Longitudinal tumor size models were developed and model-based estimates of tumor growth inhibition (TGI) metrics were found predictive biomarkers of clinical outcome PFS (progression free survival) and OS (overall survival). These analyses were conducted in various cancer types with successful prediction of OS in independent Phase 3 studies based on Phase 2 TGI data (Claret et al, 2009, Claret et al 2013, Bruno et al, 2014). The link between TGI metrics and OS/PFS is assumed to be disease specific and treatment independent. The proposed study will evaluate the longitudinal dynamics of M-protein or free light chain (FLC) levels to derive TGI metrics and predict survival in multiple myeloma.
The project is expected to be completed 1 year after data availability.
1. Completion of contract: July 2018
2. Obtain de-identified dataset: Aug-September 2018
3. Analysis and report submitted to YODA: March 2019
4. Circulating of abstract targeting ASH 2019 to YODA: April 2019
5. Circulating of paper to YODA targeting xxx Journal: July-Aug 2019
The obtained model may be potentially used by the scientific community:
1. Characterize the link between (TGI) metrics as biomarkers to capture treatment effect and predict for OS/PFS benefit in "drug-independent" survival models
2. Simulate survival outcomes for any new therapy for which TGI metrics will be determined.

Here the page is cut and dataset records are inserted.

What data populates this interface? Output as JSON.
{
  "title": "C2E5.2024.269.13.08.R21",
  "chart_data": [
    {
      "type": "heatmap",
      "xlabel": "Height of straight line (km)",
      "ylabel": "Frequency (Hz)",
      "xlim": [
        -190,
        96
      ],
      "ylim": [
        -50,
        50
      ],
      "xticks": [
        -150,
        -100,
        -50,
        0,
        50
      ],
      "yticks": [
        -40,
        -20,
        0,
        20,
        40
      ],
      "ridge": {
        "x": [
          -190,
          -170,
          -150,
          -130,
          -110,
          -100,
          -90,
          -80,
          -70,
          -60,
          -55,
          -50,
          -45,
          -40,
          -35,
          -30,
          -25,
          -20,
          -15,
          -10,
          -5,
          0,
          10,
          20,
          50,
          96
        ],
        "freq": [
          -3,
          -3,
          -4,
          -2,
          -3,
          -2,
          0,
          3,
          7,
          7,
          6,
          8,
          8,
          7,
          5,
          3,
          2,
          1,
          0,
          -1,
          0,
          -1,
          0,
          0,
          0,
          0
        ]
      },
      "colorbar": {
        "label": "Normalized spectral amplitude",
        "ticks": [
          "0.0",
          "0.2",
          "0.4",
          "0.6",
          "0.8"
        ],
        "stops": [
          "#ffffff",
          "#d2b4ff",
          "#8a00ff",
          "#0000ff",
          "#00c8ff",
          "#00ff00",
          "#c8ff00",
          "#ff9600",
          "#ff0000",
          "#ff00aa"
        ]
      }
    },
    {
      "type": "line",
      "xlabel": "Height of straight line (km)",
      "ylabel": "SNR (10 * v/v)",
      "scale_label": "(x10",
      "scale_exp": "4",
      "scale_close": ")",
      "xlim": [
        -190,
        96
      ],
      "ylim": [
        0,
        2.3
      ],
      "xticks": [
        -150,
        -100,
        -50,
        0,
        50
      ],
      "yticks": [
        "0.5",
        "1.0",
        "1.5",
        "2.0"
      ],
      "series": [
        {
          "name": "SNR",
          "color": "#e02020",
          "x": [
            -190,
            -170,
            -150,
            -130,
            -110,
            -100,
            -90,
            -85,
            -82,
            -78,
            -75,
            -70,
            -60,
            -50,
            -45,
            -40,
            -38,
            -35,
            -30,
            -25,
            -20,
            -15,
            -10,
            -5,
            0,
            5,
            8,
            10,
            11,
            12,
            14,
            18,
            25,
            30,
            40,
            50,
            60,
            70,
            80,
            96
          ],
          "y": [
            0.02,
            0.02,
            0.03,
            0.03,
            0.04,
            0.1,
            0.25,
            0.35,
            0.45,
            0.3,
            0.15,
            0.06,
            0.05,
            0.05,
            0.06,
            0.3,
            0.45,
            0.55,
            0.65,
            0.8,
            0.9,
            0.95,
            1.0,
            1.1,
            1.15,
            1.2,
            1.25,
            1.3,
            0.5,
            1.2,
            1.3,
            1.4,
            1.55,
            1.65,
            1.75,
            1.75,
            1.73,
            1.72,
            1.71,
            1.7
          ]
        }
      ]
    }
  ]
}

The resulting model(s) will be published and made available to the community.
1. Circulating of abstract targeting ASH 2019 to YODA: April 2019
2. Circulating of paper to YODA targeting xxx Journal: July-Aug 2019
Target journals are:
Clinical Pharmacology & Therapeutics (CPT)
CPT: Pharmacometrics & Systems Pharmacology (CPT: PSP)
Bruno R, Mercier F and Claret L. Evaluation of Tumor Size Response Metrics to Predict Survival in Oncology Clinical Trials. Clin Pharmacol Ther 95:386-393, 2014
Claret L, Girard P, Hoff PM, Van Cutsem E, Zuideveld KP, Jorga K, Fagerberg J, Bruno R. Model-based prediction of phase III overall survival in colorectal cancer on the basis of phase II tumor dynamics Journal of Clin Oncol, 27, 4103-4108, 2009.
Claret L, Gupta M, Han K, Joshi A, Sarapa N, He J, Powell B and Bruno R. Evaluation of Tumor-Size Response Metrics to Predict Overall Survival in Western and Chinese Patients With First-Line Metastatic Colorectal Cancer. Journal of Clin Oncol, 31, 2110-2114, 2013.
Jonsson F, Ou Y, Claret L, Siegel D, Jagannath S, Vij R, Badros A, Aggarwal S, Bruno R. A Tumor Growth Inhibition Model Based on M-Protein Levels in Subjects With Relapsed/Refractory Multiple Myeloma Following Single-Agent Carfilzomib Use. Clinical Pharmacology Therapeutics: Pharmacometry and System Pharmacology, 4, 711-719, 2015.
Stein WD, Gulley JL, Schlom J, Madan RA, Dahut W, Figg WD, et al. Tumor regression and growth rates determined in five intramural NCI prostate cancer trials: the growth rate constant as an indicator of therapeutic efficacy. Clin Cancer Res, 17(4), 907–917, 2011.